What’s the price tag for taxpayers? No one knows yet. Bergeson said in an interview that the panel asked her to propose a direction, with the costs to be debated in the coming months.

“There’s no question it will be a substantial amount of money,” she said. But she also said that major reforms like she’s proposing are likely to take six to eight years. Districts right now are just struggling to pay for diesel, electricity and other essentials, she said.

“You don’t get broken this way overnight and we’re not going to solve it overnight,” she said. And current staff, she said, would likely be grandfathered in under the current pay structure if they wish.

Here’s some of what Bergeson’s proposing:

•More staff: There are too few teachers and other staff for the number of students, Bergeson says. In many cases, classes are unmanageable and students lack personalized learning. A lower ratio is particularly key, she said, in lower grades and high-poverty areas.

•Linking salaries to performance: Bergeson wants “salary recognition for demonstrated expertise.” The system would be pegged to teachers’ professional certification requirements, with a longer series of salary increases before teachers max out. Bergeson also wants to create a new “leader” pay scale for expert teachers who want to stay in the classroom and mentor other teachers.

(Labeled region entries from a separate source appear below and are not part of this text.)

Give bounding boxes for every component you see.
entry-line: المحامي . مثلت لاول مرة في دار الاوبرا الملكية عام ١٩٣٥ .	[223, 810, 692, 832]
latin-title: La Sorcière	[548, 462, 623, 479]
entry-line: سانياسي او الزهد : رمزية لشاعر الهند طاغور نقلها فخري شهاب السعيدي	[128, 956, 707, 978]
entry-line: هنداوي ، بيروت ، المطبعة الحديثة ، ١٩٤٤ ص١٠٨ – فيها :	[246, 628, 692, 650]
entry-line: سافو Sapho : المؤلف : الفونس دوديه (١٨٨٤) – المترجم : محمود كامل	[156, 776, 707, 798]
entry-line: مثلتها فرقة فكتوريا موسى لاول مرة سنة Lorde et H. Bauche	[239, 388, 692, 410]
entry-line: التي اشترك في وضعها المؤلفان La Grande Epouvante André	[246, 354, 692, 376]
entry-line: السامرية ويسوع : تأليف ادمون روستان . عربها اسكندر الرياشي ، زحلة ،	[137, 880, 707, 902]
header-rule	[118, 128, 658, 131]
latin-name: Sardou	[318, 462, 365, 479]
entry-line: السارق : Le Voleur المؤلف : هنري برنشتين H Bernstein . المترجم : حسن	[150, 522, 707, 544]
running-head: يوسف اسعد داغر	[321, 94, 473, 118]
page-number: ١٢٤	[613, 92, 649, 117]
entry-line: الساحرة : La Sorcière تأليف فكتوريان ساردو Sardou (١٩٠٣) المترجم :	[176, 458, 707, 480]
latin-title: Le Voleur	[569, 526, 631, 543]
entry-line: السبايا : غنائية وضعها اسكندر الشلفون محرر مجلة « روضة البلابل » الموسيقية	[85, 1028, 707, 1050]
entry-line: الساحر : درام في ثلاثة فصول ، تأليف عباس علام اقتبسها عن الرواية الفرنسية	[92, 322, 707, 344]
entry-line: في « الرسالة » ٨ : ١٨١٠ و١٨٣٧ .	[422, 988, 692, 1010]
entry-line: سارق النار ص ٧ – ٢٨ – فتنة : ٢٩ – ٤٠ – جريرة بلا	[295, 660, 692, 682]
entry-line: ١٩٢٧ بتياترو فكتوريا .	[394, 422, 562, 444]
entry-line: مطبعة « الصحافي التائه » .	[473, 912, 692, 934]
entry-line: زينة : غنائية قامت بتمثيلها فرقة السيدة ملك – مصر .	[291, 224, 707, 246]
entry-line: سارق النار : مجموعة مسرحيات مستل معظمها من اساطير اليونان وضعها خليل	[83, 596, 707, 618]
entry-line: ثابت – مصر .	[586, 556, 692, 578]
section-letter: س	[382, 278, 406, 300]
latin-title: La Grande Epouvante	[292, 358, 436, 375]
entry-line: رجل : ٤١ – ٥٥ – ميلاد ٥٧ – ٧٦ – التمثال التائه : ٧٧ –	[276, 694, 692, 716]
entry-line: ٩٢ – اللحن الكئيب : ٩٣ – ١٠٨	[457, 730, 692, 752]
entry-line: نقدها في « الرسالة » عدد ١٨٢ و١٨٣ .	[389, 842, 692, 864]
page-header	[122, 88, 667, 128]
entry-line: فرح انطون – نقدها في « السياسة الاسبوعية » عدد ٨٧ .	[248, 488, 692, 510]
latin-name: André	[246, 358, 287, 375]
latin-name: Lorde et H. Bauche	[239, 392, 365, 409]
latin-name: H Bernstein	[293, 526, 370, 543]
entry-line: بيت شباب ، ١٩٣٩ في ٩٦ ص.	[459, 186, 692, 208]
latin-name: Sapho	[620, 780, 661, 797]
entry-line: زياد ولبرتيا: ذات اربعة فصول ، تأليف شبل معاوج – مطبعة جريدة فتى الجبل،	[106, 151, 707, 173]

•Better pay: Bergeson said she’s waiting for a state Institute for Public Policy report this fall before specifying how much base pay teachers should get. But it should be more, she said.

•More librarians, school nurses, counselors and others.

•More professional development: Instead of limiting most new-teacher help to the first year, Bergeson wants to extend that to two. And she wants to expand the number of state-paid professional-development days from two to 10.

•Helping low-income schools: Bergeson wants to revamp the state’s “Learning Assistance Program,” which pays for more teachers in impoverished areas. It’s nowhere near enough, she said. Among the changes: She wants state-paid tutoring for much smaller groups of students.

•English-language learners: Bergeson cited Spokane Public Schools as an example of how to help these students. The state provides $846,000 a year for these programs in Spokane; the district provides nearly double that. The resulting intense help has led to dramatic increases in test scores in reading and math, she said.

The state teachers union, which has clashed with Bergeson over testing, seems wary of the new proposal. Mary Lindquist, president of the Washington Education Association, has said that better schools won’t come from merely “rearranging the dollars” paid to teachers.

“We need to pay our teachers competitively. That means higher base salaries. That’s the real issue,” union spokesman Rich Wood said Monday. An average teacher here, he said, earns $3,000 a year less than the national average.

“There are a lot of different ideas for changing the way teachers are paid,” he said, “but most have not been proven to work any better than our current system.”

The meeting continues today, with other groups proposing their own school-funding plans.